The President thought that Diem would undoubtedly be aware of U.S. connections with his opposition and that Secretary McNamara and General Taylor should simply avoid such matters and concentrate upon the positive accomplishments of the last decade and upon the very high level of U.S. support and cooperation which has characterized the period as a whole. He also thought that General Taylor in particular could emphasize the affirmative decision of 1961 and the hopeful prospects as they appeared a year ago, as against the graver situation which has now developed.
The President thought it would be desirable for some member of Secretary McNamara’s party-perhaps General Taylor-to press these same points with brother Nhu separately, especially if President Diem did not include his brother in meetings with Secretary McNamara. It would be important that the setting and background of any such meeting should be such as to minimize the danger of its use by Nhu as a proof of continuing American support for him.
The President asked Secretary McNamara if the members of his expedition could be counted on for security vis-a-vis the press, and Secretary McNamara assured him that he planned to take most energetic measures to prevent leaks by members of his mission.
Mr. Ball suggested, and the President agreed, that a further effort be made to emphasize to the SVN government the folly of sending Mme. Nhu to the U.S. at this time. (In this connection the President noted that Mme.

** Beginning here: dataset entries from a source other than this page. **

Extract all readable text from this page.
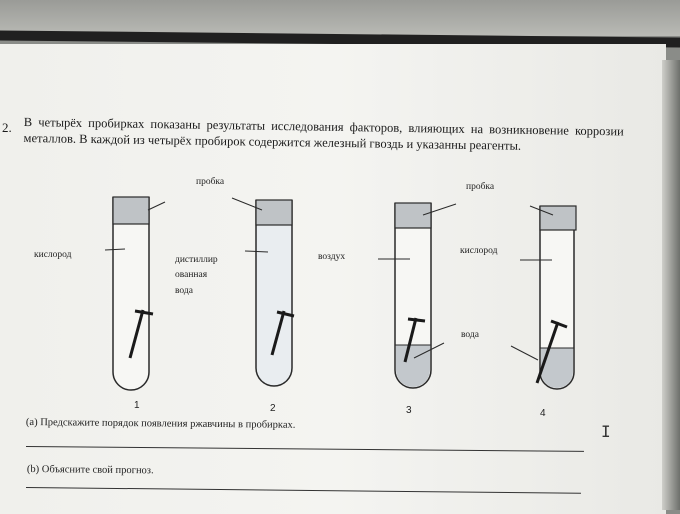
2. В четырёх пробирках показаны результаты исследования факторов, влияющих на возникновение коррозии металлов. В каждой из четырёх пробирок содержится железный гвоздь и указанны реагенты.
пробка	пробка
кислород	дистиллир
ованная
вода
воздух
кислород
вода
1	2	3	4
(a) Предскажите порядок появления ржавчины в пробирках.
(b) Объясните свой прогноз.
Ι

Nhu had now included “junior U.S. officers” under her fire; he remarked that as long as she had limited her criticism to the President, her opposition had not been serious but that an attack on subordinates of the Pentagon was obviously intolerable.)
The President emphasized to Secretary McNamara the importance of getting to the bottom of differences in reporting from U.S. representatives in Vietnam. Secretary McNamara agreed that this was a major element in his mission and said that his own judgment was more and more that the Ambassador and his associates were thinking in terms of the future course of the struggle in the light of the present behavior of the regime, while General Harkins and the military were reporting on the present or very recent military situation and discounting the possible impact of political events on the future course of operations. (This estimate coincided precisely with what the President himself had said some days earlier after reading Lodge’s major cable 478 from Saigon.)3
The President was sure that Diem would spend a good deal of time on his troubles with the press. He thought Secretary McNamara should agree that the press has not always been right in its accounts. (The President thought there was a great deal of truth in Joe Alsop’s column that morning4 which dealt with the zealous spirit of criticism and complaint among certain newspapermen in Saigon.) But the only way to deal with such press criticism was to get on with the job. “The way to confound the press is to win the war.”
General Taylor thought it would be useful to work out a time schedule within which we expect to get this job done and to say plainly to Diem that we were not going to be able to stay beyond such and such a time with such and such forces, and that the war must be won in this time period. The President did not say “yes” or “no” to this proposal.
It was agreed that the President would send out to Saigon a draft letter to Diem, and in signing the memorandum of instructions he said that he believed the question of delivery of the letter could be settled by the Secretary with Ambassador Lodge, without further reference to him for approval.
  1. Source: Department of State, Central Files, ORG 7 OSD. Top Secret. Drafted by McGeorge Bundy who sent a copy to Rusk, Ball, Harriman, and Hilsman under cover of a memorandum, September 23, which noted: “The last sentence of the first paragraph of the instructions was inserted by the President after I reported the divergent views on it to him at Bob McNamara’s request.” The meeting was held at the White House.
  2. Document 142.
  3. Document 86.
  4. Joseph Alsop’s column, “Matter of Fact,” entitled “The Crusaders,” appeared in The Washington Post, September 23.